I. Le rejet du cœur transplanté : Ce que tout médecin doit savoir.

Comme c’est le cas pour tous les organes solides transplantés, l’allogreffe cardiaque est sujette à un rejet à médiation immunitaire puisque le système immunitaire du receveur reconnaît le cœur du donneur comme un tissu étranger. Il existe deux types génériques de rejet : le rejet cellulaire (le type le plus courant) et le rejet médié par les anticorps.

Le rejet cellulaire survient chez 20 à 40 % des patients au cours des six premiers mois post-transplantation et sporadiquement par la suite. Il s’agit du type de rejet tardif souvent observé accompagnant des niveaux de médicaments immunosuppresseurs volontairement bas ou après des périodes de non-conformité du patient aux régimes médicamenteux, cette dernière situation pouvant être observée en association avec la dépression, souvent chez les patients adolescents.

C’est un processus médié par les cellules T de façon prédominante et il est associé à une infiltration de cellules mononucléaires et à une nécrose des myocytes cardiaques sur la biopsie endomyocardique, qui est le « gold standard » pour le diagnostic du rejet cellulaire. Il peut être associé à un dysfonctionnement du ventricule gauche, soit sous la forme d’une rigidité diastolique, soit d’une insuffisance systolique avec une baisse de la fraction d’éjection du ventricule gauche et le développement consécutif des signes et symptômes typiques de l’insuffisance cardiaque.

Le rejet aigu médié par les anticorps a été reconnu comme une entité réelle ces dernières années. Il est médié par le développement chez le receveur d’anticorps, souvent dirigés contre les antigènes HLA du donneur, et entraîne souvent les mêmes conséquences cliniques que le rejet cellulaire. Il est également associé au développement ultérieur d’une vasculopathie de l’allogreffe cardiaque (VAC).

II. Confirmation du diagnostic : Êtes-vous sûr que votre patient souffre d’un rejet du cœur transplanté ?

Il n’existe pas de critères cliniques infaillibles pour confirmer ce diagnostic. Un patient ayant subi une transplantation cardiaque et présentant des signes et des symptômes d’insuffisance cardiaque doit être considéré comme ayant un rejet aigu jusqu’à preuve du contraire.

A. Antécédents Partie I : Reconnaissance des schémas :

Dans les premières phases du rejet cardiaque, les symptômes peuvent être vagues et non spécifiques, et inclure la fatigue et les malaises ou les nausées. Plus tard, le patient transplanté cardiaque souffrant d’un rejet aigu présentera généralement des symptômes se rapportant et typiques du développement de l’insuffisance cardiaque, notamment une dyspnée à l’effort, une orthopnée, une dyspnée paroxystique nocturne et des œdèmes.

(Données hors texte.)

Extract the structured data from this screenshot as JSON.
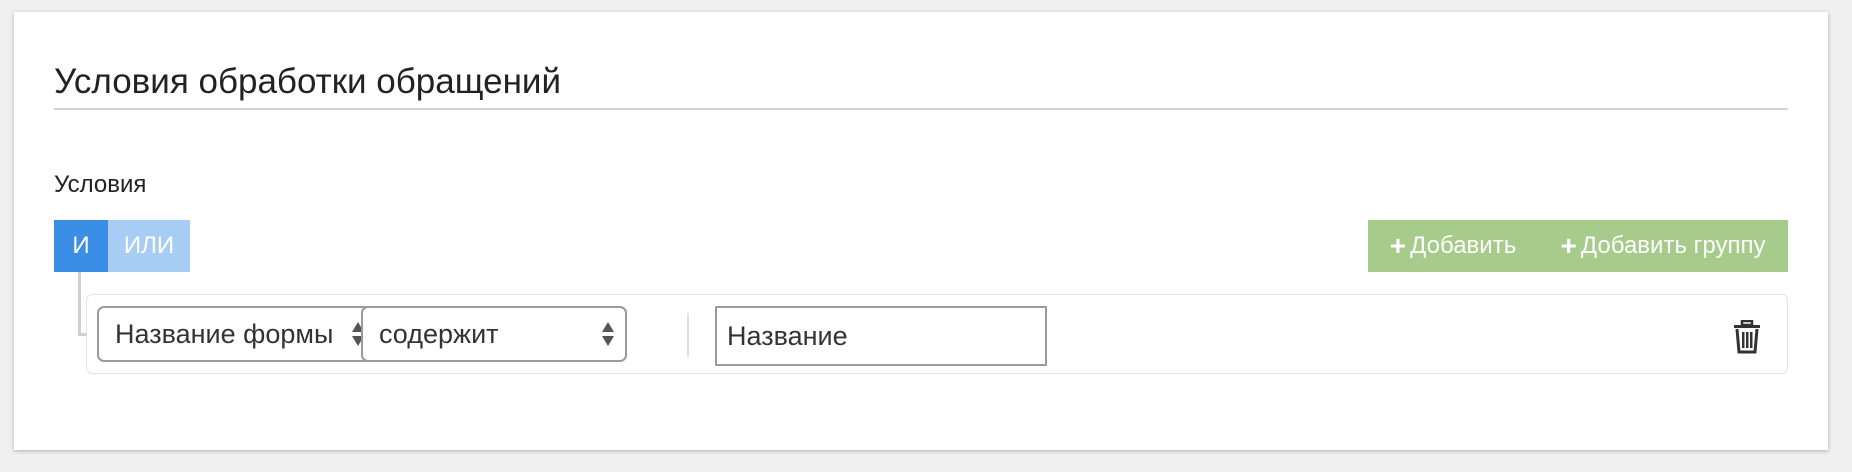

Les symptômes peuvent inclure de manière proéminente un inconfort abdominal dans le quadrant supérieur droit, ceci étant dû à l’étirement de la capsule hépatique consécutive à une pression veineuse centrale élevée. Un patient déclarera souvent qu’il commence à se sentir comme avant sa transplantation.

Le rejet est parfois associé à des arythmies auriculaires et les patients doivent être interrogés sur l’apparition de palpitations ou de vertiges et doivent être admis dans un lit surveillé s’ils sont admis à l’hôpital. Les arythmies ne permettent pas de diagnostiquer un rejet, mais doivent augmenter la suspicion de sa survenue.

Les signes physiques sont généralement ceux compatibles avec une insuffisance cardiaque chez n’importe quel patient (c’est-à-dire râles pulmonaires, veines du cou distendues, foie élargi/tendu, œdème périphérique). L’apparition d’une tension artérielle inférieure à la normale pour le patient (sans cause évidente comme la déshydratation) est un signe particulièrement inquiétant. La tachycardie au repos, généralement comprise entre 90 et 110, est normale pour le cœur transplanté, mais des augmentations marquées par rapport à la ligne de base portent la même signification de mauvais augure que la baisse de la pression artérielle.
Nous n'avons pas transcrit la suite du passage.